The field research station began as a partnership with the Hamilton County Park District on what used to be a Shaker farm amid the 4,000-acre Miami Whitewater Forest. For five years, countless faculty and students have visited the center to conduct the kind of work that just can’t be duplicated on an urban campus — research on plant populations; geological, geographic and archaeological fieldwork; as well as research of environmental processes in a changing landscape, including ecological, atmospheric and hydrological.
In addition to the inimitable gifts of nature at UCCFS, researchers also have the latest technology at their disposal — automated weather stations, a water-quality sensor, advanced computer systems and a station-wide sensor array to record and relay environmental data in real time.

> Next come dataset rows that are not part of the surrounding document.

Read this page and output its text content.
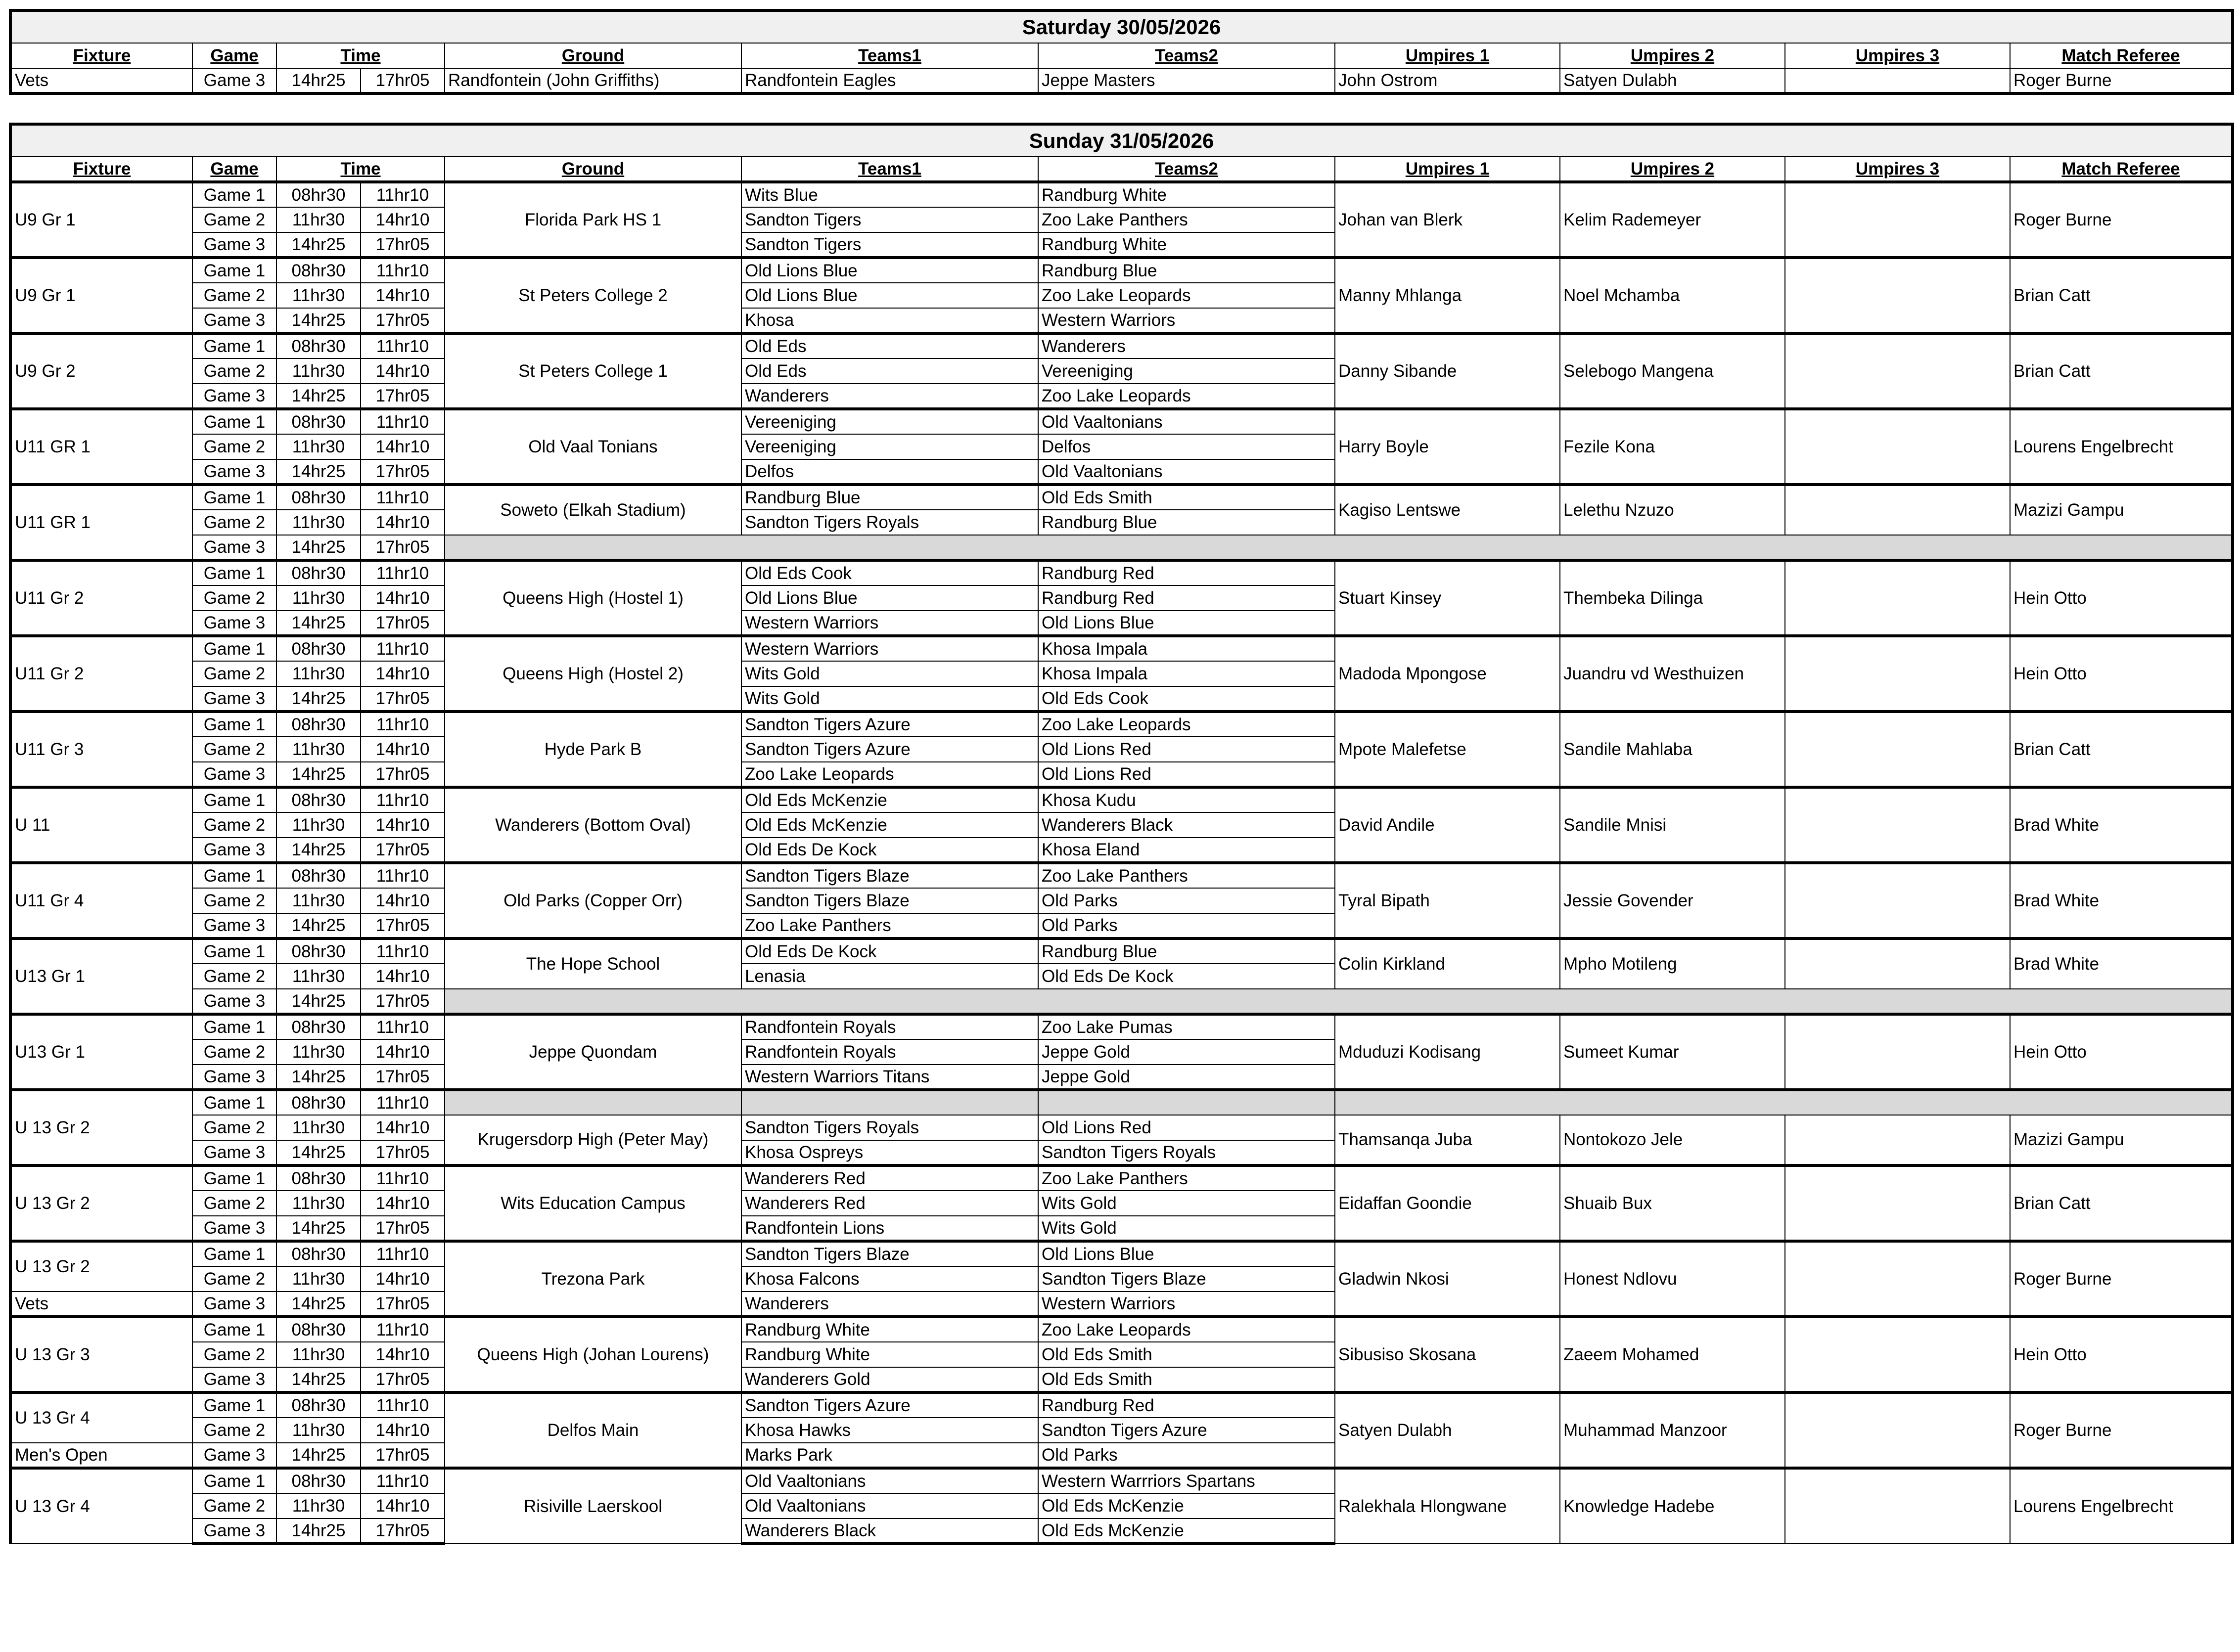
Saturday 30/05/2026										
Fixture	Game	Time		Ground	Teams1	Teams2	Umpires 1	Umpires 2	Umpires 3	Match Referee
Vets	Game 3	14hr25	17hr05	Randfontein (John Griffiths)	Randfontein Eagles	Jeppe Masters	John Ostrom	Satyen Dulabh		Roger Burne
Sunday 31/05/2026										
Fixture	Game	Time		Ground	Teams1	Teams2	Umpires 1	Umpires 2	Umpires 3	Match Referee
U9 Gr 1	Game 1	08hr30	11hr10	Florida Park HS 1	Wits Blue	Randburg White	Johan van Blerk	Kelim Rademeyer		Roger Burne
	Game 2	11hr30	14hr10		Sandton Tigers	Zoo Lake Panthers				
	Game 3	14hr25	17hr05		Sandton Tigers	Randburg White				
U9 Gr 1	Game 1	08hr30	11hr10	St Peters College 2	Old Lions Blue	Randburg Blue	Manny Mhlanga	Noel Mchamba		Brian Catt
	Game 2	11hr30	14hr10		Old Lions Blue	Zoo Lake Leopards				
	Game 3	14hr25	17hr05		Khosa	Western Warriors				
U9 Gr 2	Game 1	08hr30	11hr10	St Peters College 1	Old Eds	Wanderers	Danny Sibande	Selebogo Mangena		Brian Catt
	Game 2	11hr30	14hr10		Old Eds	Vereeniging				
	Game 3	14hr25	17hr05		Wanderers	Zoo Lake Leopards				
U11 GR 1	Game 1	08hr30	11hr10	Old Vaal Tonians	Vereeniging	Old Vaaltonians	Harry Boyle	Fezile Kona		Lourens Engelbrecht
	Game 2	11hr30	14hr10		Vereeniging	Delfos				
	Game 3	14hr25	17hr05		Delfos	Old Vaaltonians				
U11 GR 1	Game 1	08hr30	11hr10	Soweto (Elkah Stadium)	Randburg Blue	Old Eds Smith	Kagiso Lentswe	Lelethu Nzuzo		Mazizi Gampu
	Game 2	11hr30	14hr10		Sandton Tigers Royals	Randburg Blue				
	Game 3	14hr25	17hr05							
U11 Gr 2	Game 1	08hr30	11hr10	Queens High (Hostel 1)	Old Eds Cook	Randburg Red	Stuart Kinsey	Thembeka Dilinga		Hein Otto
	Game 2	11hr30	14hr10		Old Lions Blue	Randburg Red				
	Game 3	14hr25	17hr05		Western Warriors	Old Lions Blue				
U11 Gr 2	Game 1	08hr30	11hr10	Queens High (Hostel 2)	Western Warriors	Khosa Impala	Madoda Mpongose	Juandru vd Westhuizen		Hein Otto
	Game 2	11hr30	14hr10		Wits Gold	Khosa Impala				
	Game 3	14hr25	17hr05		Wits Gold	Old Eds Cook				
U11 Gr 3	Game 1	08hr30	11hr10	Hyde Park B	Sandton Tigers Azure	Zoo Lake Leopards	Mpote Malefetse	Sandile Mahlaba		Brian Catt
	Game 2	11hr30	14hr10		Sandton Tigers Azure	Old Lions Red				
	Game 3	14hr25	17hr05		Zoo Lake Leopards	Old Lions Red				
U 11	Game 1	08hr30	11hr10	Wanderers (Bottom Oval)	Old Eds McKenzie	Khosa Kudu	David Andile	Sandile Mnisi		Brad White
	Game 2	11hr30	14hr10		Old Eds McKenzie	Wanderers Black				
	Game 3	14hr25	17hr05		Old Eds De Kock	Khosa Eland				
U11 Gr 4	Game 1	08hr30	11hr10	Old Parks (Copper Orr)	Sandton Tigers Blaze	Zoo Lake Panthers	Tyral Bipath	Jessie Govender		Brad White
	Game 2	11hr30	14hr10		Sandton Tigers Blaze	Old Parks				
	Game 3	14hr25	17hr05		Zoo Lake Panthers	Old Parks				
U13 Gr 1	Game 1	08hr30	11hr10	The Hope School	Old Eds De Kock	Randburg Blue	Colin Kirkland	Mpho Motileng		Brad White
	Game 2	11hr30	14hr10		Lenasia	Old Eds De Kock				
	Game 3	14hr25	17hr05							
U13 Gr 1	Game 1	08hr30	11hr10	Jeppe Quondam	Randfontein Royals	Zoo Lake Pumas	Mduduzi Kodisang	Sumeet Kumar		Hein Otto
	Game 2	11hr30	14hr10		Randfontein Royals	Jeppe Gold				
	Game 3	14hr25	17hr05		Western Warriors Titans	Jeppe Gold				
U 13 Gr 2	Game 1	08hr30	11hr10							
	Game 2	11hr30	14hr10	Krugersdorp High (Peter May)	Sandton Tigers Royals	Old Lions Red	Thamsanqa Juba	Nontokozo Jele		Mazizi Gampu
	Game 3	14hr25	17hr05		Khosa Ospreys	Sandton Tigers Royals				
U 13 Gr 2	Game 1	08hr30	11hr10	Wits Education Campus	Wanderers Red	Zoo Lake Panthers	Eidaffan Goondie	Shuaib Bux		Brian Catt
	Game 2	11hr30	14hr10		Wanderers Red	Wits Gold				
	Game 3	14hr25	17hr05		Randfontein Lions	Wits Gold				
U 13 Gr 2	Game 1	08hr30	11hr10	Trezona Park	Sandton Tigers Blaze	Old Lions Blue	Gladwin Nkosi	Honest Ndlovu		Roger Burne
	Game 2	11hr30	14hr10		Khosa Falcons	Sandton Tigers Blaze				
Vets	Game 3	14hr25	17hr05		Wanderers	Western Warriors				
U 13 Gr 3	Game 1	08hr30	11hr10	Queens High (Johan Lourens)	Randburg White	Zoo Lake Leopards	Sibusiso Skosana	Zaeem Mohamed		Hein Otto
	Game 2	11hr30	14hr10		Randburg White	Old Eds Smith				
	Game 3	14hr25	17hr05		Wanderers Gold	Old Eds Smith				
U 13 Gr 4	Game 1	08hr30	11hr10	Delfos Main	Sandton Tigers Azure	Randburg Red	Satyen Dulabh	Muhammad Manzoor		Roger Burne
	Game 2	11hr30	14hr10		Khosa Hawks	Sandton Tigers Azure				
Men's Open	Game 3	14hr25	17hr05		Marks Park	Old Parks				
U 13 Gr 4	Game 1	08hr30	11hr10	Risiville Laerskool	Old Vaaltonians	Western Warrriors Spartans	Ralekhala Hlongwane	Knowledge Hadebe		Lourens Engelbrecht
	Game 2	11hr30	14hr10		Old Vaaltonians	Old Eds McKenzie				
	Game 3	14hr25	17hr05		Wanderers Black	Old Eds McKenzie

The unique eco-techno combination of experiences lends itself well to the STEMM disciplines of science, technology, engineering, math and medicine. In fact, the interdisciplinary research taking place among the center’s meadows, streams and woods represents a variety of UC colleges and academic disciplines, particularly environmental studies, biological sciences, geology, anthropology and geography. “There’s a whole avenue of research that couldn’t be done without the field station,” Lentz says. “It’s absolutely essential.
Plus, we have students who have never been out in the woods before. This gives them a valuable experience that they wouldn’t have otherwise.”
Four donors were specifically thanked at the center’s grand opening — John and Georgia Court, Elizabeth Martin and the late Martha Tuttle. The Court family has been particularly generous to UC. Donations made through the Courts’ foundation established an endowed chair of Ohio Valley archaeology and funded the construction of the Court Archaeological Research Facility addition at UCCFS, which was completed in May.